Paenibacillus genus bacteria represented by accession number FERM P-20620 or mutants thereof. A method for producing an oligosaccharide, comprising bringing a Paenibacillus genus bacterium represented by accession number FERM P-20620 or a mutant thereof into contact with a polysaccharide or a polysaccharide-containing product. The method according to claim 2, wherein the polysaccharide or the polysaccharide-containing material is one or more polysaccharides selected from the group consisting of chitin, chitosan, and cellulose, or a content thereof. The method according to claim 2 or 3, wherein the polysaccharide-containing material is crab shell. The method of claim 4, wherein the crab shell is a snow crab shell. A composition comprising a Paenibacillus genus bacterium represented by accession number FERM P-20620 or a mutant strain thereof. The composition according to claim 6, which is an antibacterial agent or a polysaccharide decomposing agent against pesticides, plant pathogens. The following (a) or (b) polypeptide or a partial peptide thereof:
(A) an amino acid sequence represented by SEQ ID NO: 2 or an amino acid sequence having 70% or more sequence identity with the amino acid sequence represented by SEQ ID NO: 2 from which the secretory signal sequence has been removed, and chitin A polypeptide having degrading activity;
(B) an amino acid sequence represented by SEQ ID NO: 4, or an amino acid sequence having 70% or more sequence identity with the amino acid sequence represented by SEQ ID NO: 4 from which the secretory signal sequence has been removed, and chitin A polypeptide having degradation activity.
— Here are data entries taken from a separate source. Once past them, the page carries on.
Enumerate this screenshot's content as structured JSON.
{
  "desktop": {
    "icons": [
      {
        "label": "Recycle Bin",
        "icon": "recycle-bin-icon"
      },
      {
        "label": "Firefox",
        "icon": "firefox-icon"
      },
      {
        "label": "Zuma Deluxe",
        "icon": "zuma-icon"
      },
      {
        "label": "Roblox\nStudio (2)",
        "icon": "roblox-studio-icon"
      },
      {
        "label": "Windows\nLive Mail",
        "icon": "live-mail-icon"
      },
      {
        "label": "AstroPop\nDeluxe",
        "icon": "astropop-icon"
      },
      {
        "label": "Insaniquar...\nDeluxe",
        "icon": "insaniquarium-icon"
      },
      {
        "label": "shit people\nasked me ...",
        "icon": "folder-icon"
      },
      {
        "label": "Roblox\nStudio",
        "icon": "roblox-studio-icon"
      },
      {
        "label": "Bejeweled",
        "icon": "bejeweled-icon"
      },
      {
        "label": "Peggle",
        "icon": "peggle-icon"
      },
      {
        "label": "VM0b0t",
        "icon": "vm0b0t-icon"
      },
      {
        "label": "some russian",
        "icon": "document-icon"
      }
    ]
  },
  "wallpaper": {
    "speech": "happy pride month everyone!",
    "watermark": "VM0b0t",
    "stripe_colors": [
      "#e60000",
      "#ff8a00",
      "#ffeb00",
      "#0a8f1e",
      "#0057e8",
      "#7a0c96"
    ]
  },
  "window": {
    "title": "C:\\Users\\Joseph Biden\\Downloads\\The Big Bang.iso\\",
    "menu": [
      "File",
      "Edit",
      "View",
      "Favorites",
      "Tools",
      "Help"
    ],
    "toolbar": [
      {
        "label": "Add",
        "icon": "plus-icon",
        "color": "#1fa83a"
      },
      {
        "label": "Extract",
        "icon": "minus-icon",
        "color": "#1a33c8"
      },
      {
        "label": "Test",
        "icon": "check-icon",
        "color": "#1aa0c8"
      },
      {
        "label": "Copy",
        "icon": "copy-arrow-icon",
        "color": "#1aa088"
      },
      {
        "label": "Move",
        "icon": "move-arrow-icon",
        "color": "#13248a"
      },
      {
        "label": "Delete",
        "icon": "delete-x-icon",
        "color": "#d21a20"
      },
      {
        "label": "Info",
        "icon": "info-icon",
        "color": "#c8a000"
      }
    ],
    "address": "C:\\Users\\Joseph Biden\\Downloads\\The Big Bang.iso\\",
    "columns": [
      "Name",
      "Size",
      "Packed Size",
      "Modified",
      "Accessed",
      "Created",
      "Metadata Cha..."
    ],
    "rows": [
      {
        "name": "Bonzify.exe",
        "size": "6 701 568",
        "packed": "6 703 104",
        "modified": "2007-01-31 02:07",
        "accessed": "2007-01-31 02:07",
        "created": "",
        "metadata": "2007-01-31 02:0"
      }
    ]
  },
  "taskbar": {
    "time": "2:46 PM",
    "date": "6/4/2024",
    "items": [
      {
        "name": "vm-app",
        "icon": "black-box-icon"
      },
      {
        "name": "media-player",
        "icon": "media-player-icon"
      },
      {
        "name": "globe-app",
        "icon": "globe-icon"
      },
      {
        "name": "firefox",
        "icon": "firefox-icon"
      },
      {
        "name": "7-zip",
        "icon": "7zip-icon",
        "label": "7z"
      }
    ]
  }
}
A polynucleotide encoding the polypeptide according to claim 8 or a partial peptide thereof. An expression vector comprising the polynucleotide according to claim 9. A transformant comprising the expression vector according to claim 10. An antibody against the polypeptide according to claim 8 or a partial peptide thereof. A hybridoma producing the antibody according to claim 12.